ShareMyScreen/AdventOfCode/2022/20/GrovePositioningSystemJP
This day was fun. A few gotcha's that strung me up a while, but after all not too involved.
Entire Solution
i20=: ".;._2 freads '20.txt' NB. read and parse input list of numbers
to=: <. + i.@(+*)@:-~ NB. "to" function both directions: e.g. 4 to 2 -> 4 3 2
mix=: {{ NB. x: #rounds; y: input; output: mixed numbers
inds =. i.@# y NB. indices into orig y
NB. for each number, index pair
for_i. ($~x*#) inds do. NB. repetitions added for part 2
se =. (inds&i. ([,(<:#y)|+) {&y) i NB. start and end of index range to rewrite
sub=. to/ se NB. inds of subarray to be rotated.
inds =. (1|.sub{inds) sub} inds NB. rotate indices
end.
inds{y NB. return shuffled original values
}}
groveNB=:+/@({~ #|1000 2000 3000 + i.&0) NB. sum 1k,2k,3k numbers after 0
part1 =:[: groveNB 1 mix ] NB. Grove number after indexing
NB. Part 2: multiply input with decryption key, the mix 10 times.
key=: 811589153
part2=: [: groveNB 10 mix key * ] NB. Grove number after 10 rounds after decrypt
(part1;part2)i20 NB. both part 1 and 2.
Solution
The input is a list of numbers that have to be "encrypted" by moving the position of each number in turn (i.e. in the order they were in the original list) to the start or end of the list by its value. The required result is the grove number by adding the 1000th, 2000th and 3000th number after the 0 after mixing them.

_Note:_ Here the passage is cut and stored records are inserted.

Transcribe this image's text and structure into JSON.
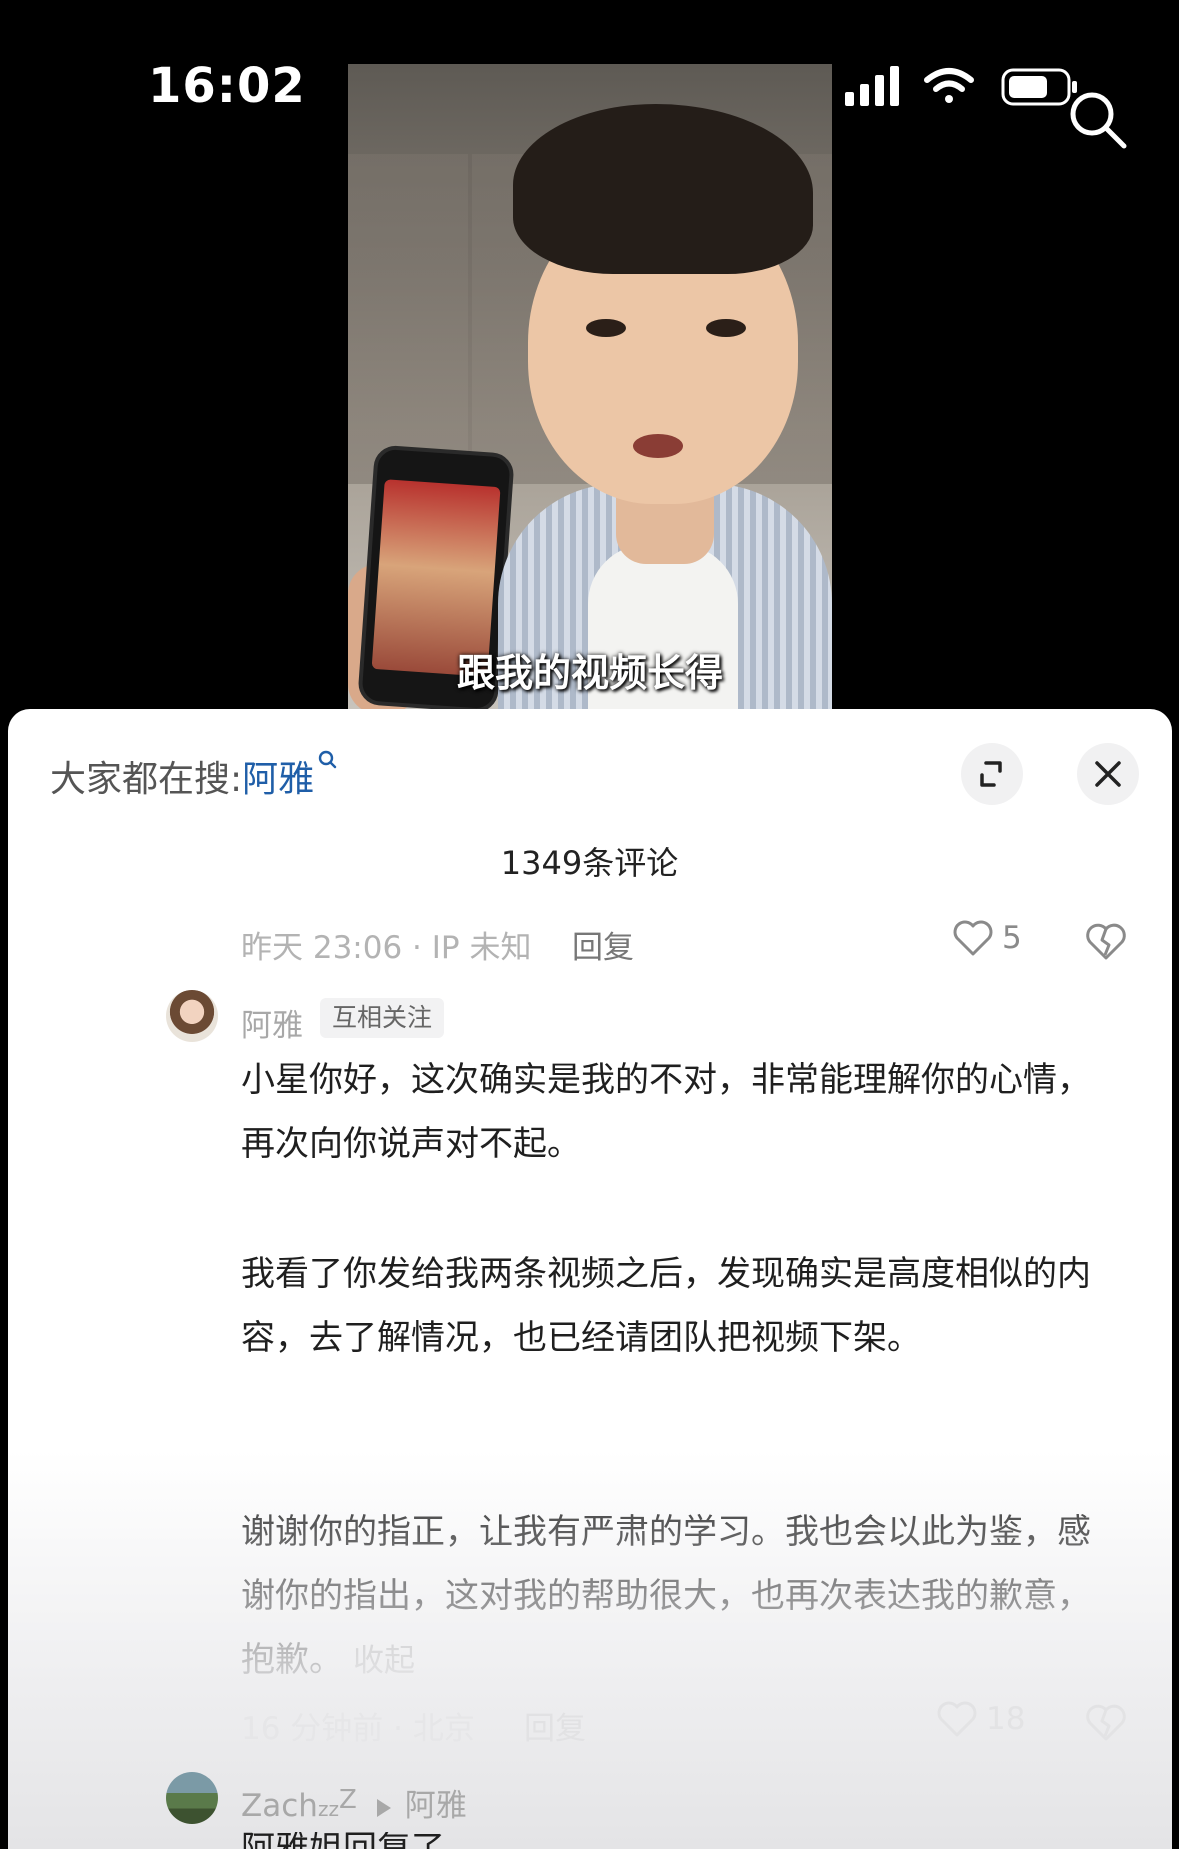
{
  "status_bar": {
    "time": "16:02"
  },
  "video": {
    "subtitle": "跟我的视频长得"
  },
  "sheet": {
    "search_prefix": "大家都在搜:",
    "search_keyword": "阿雅",
    "comment_count_title": "1349条评论"
  },
  "prev_comment": {
    "meta": "昨天 23:06 · IP 未知",
    "reply": "回复",
    "likes": "5"
  },
  "comment": {
    "username": "阿雅",
    "badge": "互相关注",
    "paragraphs": [
      "小星你好，这次确实是我的不对，非常能理解你的心情，再次向你说声对不起。",
      "我看了你发给我两条视频之后，发现确实是高度相似的内容，去了解情况，也已经请团队把视频下架。",
      "谢谢你的指正，让我有严肃的学习。我也会以此为鉴，感谢你的指出，这对我的帮助很大，也再次表达我的歉意，抱歉。"
    ],
    "collapse_label": "收起",
    "meta": "16 分钟前 · 北京",
    "reply": "回复",
    "likes": "18"
  },
  "reply_comment": {
    "username": "Zach",
    "username_suffix_small": "z",
    "username_suffix_mid": "z",
    "username_suffix_big": "Z",
    "reply_to": "阿雅",
    "text_partial": "阿雅姐回复了"
  },
  "colors": {
    "keyword": "#1f5ea8",
    "sheet_bg": "#ffffff",
    "screen_bg": "#000000"
  }
}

My first attempt stranded because I assumed values were unique. They are not. This means that I had to work on the indices in the original list, and shuffle those around, instead of the values.
For efficiency, I took a good look at what "moving" a number implies. It can be done by finding a sub-array starting at the current number, and ending the correct amount of places further. Rotating that array and replacing it implements the right shuffle. The amend overwrites the array in place.
A small hiccup in the calculation of the end index is that, due to cyclical indexing, the first and last position in the list are effectively the same. The effective list length is therefore one less than its original length, so when taking the modulo to account for wrapping around the edges, it should be modulo <:#y instead of #y. For instance moving x right in a list of length=3:
x A B > . A x B > A B x
The last array (A B x) is equivalent to the first (x A B) because of the cyclical indexing. So moving numbers wraps after 1, instead of 2, as one might expect. For the same reason (I think), I noticed the array as shown in the explanation of the problem does not correspond to my array, but a rotated version thereof. This does not matter either due to the cyclical indexing.
After mixing the list, calculating the grove number is simply finding the indices, offset by i.&0 in the array, and summing them. Part 2 adds little more, and just required me to add a loop to do multiple rounds, and multiply the decryption key with the list of numbers.